Könitz Porzellan GmbH
- Company type: GmbH
- Industry: Porcelain
- Founded: 1909
- Headquarters: Könitz, Thuringia
- Key people: Turpin Rosenthal, executive director
- Revenue: 16 million Euro (2009)
- Number of employees: Worldwide c. 500
- Website: koenitz.com

= Könitz Porzellan =

German ceramics company

Porcelain produced by VEB Konitz-Kahla c. 1965

The Könitz Porzellan GmbH is a company in Könitz, a district of the commune Unterwellenborn. The company includes the Wiedemannsche Druckerei, the brand WAECHTERSBACH as well as the Weimarer Porzellanmanufaktur.

==Timeline==

| Year | Major event |
|---|---|
| 1909 | Könitz's first round stoves launched |
| 1912 | Production expanded |
| 1948 | Merger occurs into the Soviet A. G. Ceramic Factory Hermsdorf |
| 1951 | Company becomes public property |
| 1962 | Könitz is integrated with Kahla to be VEB Konitz-Kahla |
| 1993 | Könitz is purchased from the state trust by Turpin Rosenthal |
| 2000 | Mugs are featured in the Wiedemannsche Druckerei |
| 2001 | Formation of the Thai subsidiary Konitz Asia |
| 2006 | Waechtersbach Ceramics and "Weimarer Porzellanmanufaktur are acquired |
| 2009 | 100th anniversary occurs |
| 2025 | Firm declares banruptcy. |

==History==

=== Founding ===
The Könitz Porzellan factory was founded in 1909 in Könitz, Germany. The original founders were brothers Richard and Max Metzel and their partner Rödel. Some of the first products produced included porcelain cups, mugs, and bowls, most of which were exported to England. In 1912, due to increasing demand, the company expanded and took on the new name Könitz Porcelain Factory Gebrüder Metzel. At the end of World War II, Könitz was considered one of the leading medium-sized porcelain manufacturers in Germany.

In 1948 the company was taken over by a trustee; in 1950the company was merged into the Soviet A. G. Ceramic Factory Hermsdorf and produced only industrial porcelain and insulators, for which the factory was famous (see brand names HESCHO and TRI-DELTA). In 1951 the company was nationalized, becoming public property.

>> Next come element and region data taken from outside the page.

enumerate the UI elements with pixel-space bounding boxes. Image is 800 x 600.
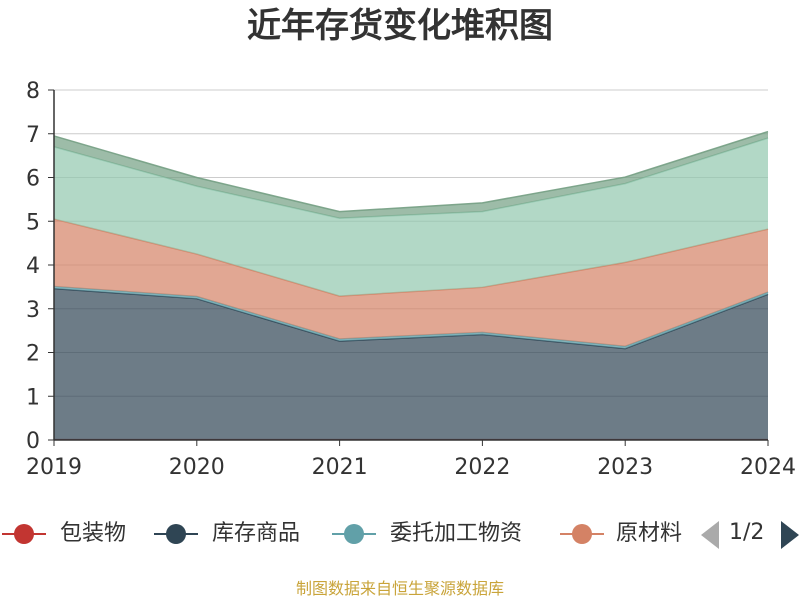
legend: 包装物 库存商品 委托加工物资 原材料 xyxy=(0,514,800,554)
source-note: 制图数据来自恒生聚源数据库 xyxy=(295,579,504,598)
tick-labels: 0 1 2 3 4 5 6 7 8 2019 2020 2021 2022 2023 2024 xyxy=(26,79,796,480)
series-line-4 xyxy=(53,137,769,219)
y-tick-label: 3 xyxy=(26,298,40,323)
area-series-3 xyxy=(54,219,768,347)
legend-circle-icon xyxy=(14,524,34,544)
y-tick-label: 6 xyxy=(26,167,40,192)
axes xyxy=(48,89,769,446)
legend-circle-icon xyxy=(344,524,364,544)
series-line-3 xyxy=(53,218,769,297)
x-tick-label: 2024 xyxy=(740,455,796,480)
y-tick-label: 0 xyxy=(26,429,40,454)
x-tick-label: 2021 xyxy=(312,455,368,480)
legend-circle-icon xyxy=(572,524,592,544)
chart-title: 近年存货变化堆积图 xyxy=(247,6,553,46)
area-series-4 xyxy=(54,138,768,297)
series-line-1 xyxy=(53,287,769,350)
x-tick-label: 2020 xyxy=(169,455,225,480)
legend-next-page-icon[interactable] xyxy=(781,521,799,549)
legend-label: 原材料 xyxy=(616,521,683,546)
legend-label: 库存商品 xyxy=(212,521,301,546)
y-tick-label: 7 xyxy=(26,123,40,148)
x-tick-label: 2022 xyxy=(454,455,510,480)
y-tick-label: 8 xyxy=(26,79,40,104)
x-tick-label: 2023 xyxy=(597,455,653,480)
y-tick-label: 1 xyxy=(26,385,40,410)
legend-page-indicator: 1/2 xyxy=(729,520,765,545)
area-series-1 xyxy=(54,288,768,440)
legend-circle-icon xyxy=(166,524,186,544)
y-tick-label: 2 xyxy=(26,342,40,367)
series-line-2 xyxy=(53,285,769,348)
y-tick-label: 5 xyxy=(26,210,40,235)
legend-label: 委托加工物资 xyxy=(390,521,523,546)
legend-label: 包装物 xyxy=(60,521,127,546)
y-tick-label: 4 xyxy=(26,254,40,279)
x-tick-label: 2019 xyxy=(26,455,82,480)
legend-prev-page-icon[interactable] xyxy=(701,521,719,549)
series-line-5 xyxy=(53,130,769,213)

=== As VEB Konitz-Kahla ===
With the centralization of the East German economy in 1962, Könitz became state property. It was integrated into a private company, VEB Konitz-Kahla.

When the Iron Curtain fell in 1989 Könitz had a chance to re-establish itself. Under new direction and under the original Könitz brand name, the production of household porcelain goods resumed. The company rejoined the international market, shipping goods to the Netherlands, Israel, Italy, Norway, Austria, and the United States.

At the beginning of the 1970s the name "KÖNITZ" disappeared for nearly 20 years from the backstamp while other porcelain producers, e.g. Volkstedt, Uhlstädt, Garsitz near Königsee and Langenberg in Gera incorporated to Kombinat Kahla. Between 1984 and December 1985 investments contributed to most of Könitz's modern assembly line of mugs originating from Europe Beside Kahla porcelain, Könitz porcelain was one of few manufacturers which continued to exist after the turn. The available mug assortment was extended by new forms and designs.

=== Könitz as an independent business ===
On December 21, 1993, Turpin Rosenthal, a sixth generation member of the porcelain industry, son of Philip Rosenthal and grandson of the founder of Rosenthal AG, purchased Könitz from the state trust. It was not until 1995 that he gained full ownership of the company, during which time the company suffered heavy losses and was near bankruptcy. The company thus reorganized and restructured in 1996.

Rosenthal narrowed the focus of the Könitz brand to cup and mug products and sought to establish the company as the leading expert in coffee and tea cups. Along with extensive investment and rebuilding measures, i.e. the purchase of the new decorational fire stove in 2008, Könitz developed its position in the international market much more steadfast.
In 2001, Könitz founded the Thai subsidiary Konitz Asia Ltd.

In 2006 and 2007, respectively, the Könitz Group acquired two other German companies, Waechtersbach Ceramics (est. 1832) and Weimar Porzellan (est. 1790). Waechtersbach USA is the primary distributor of Könitz products in the United States & Canada. The subsidiary was founded in 1976, purchased by Konitz Porzellan in 2009.

Könitz celebrated its 100th anniversary in 2009. To this day, Könitz is Europe's largest supplier of mugs and related products. In the course of that, the factory shops were restructured and renovated and at the beginning of September, 2009 were re-opened.

In late 2025, the firm was forced to declare bankruptcy.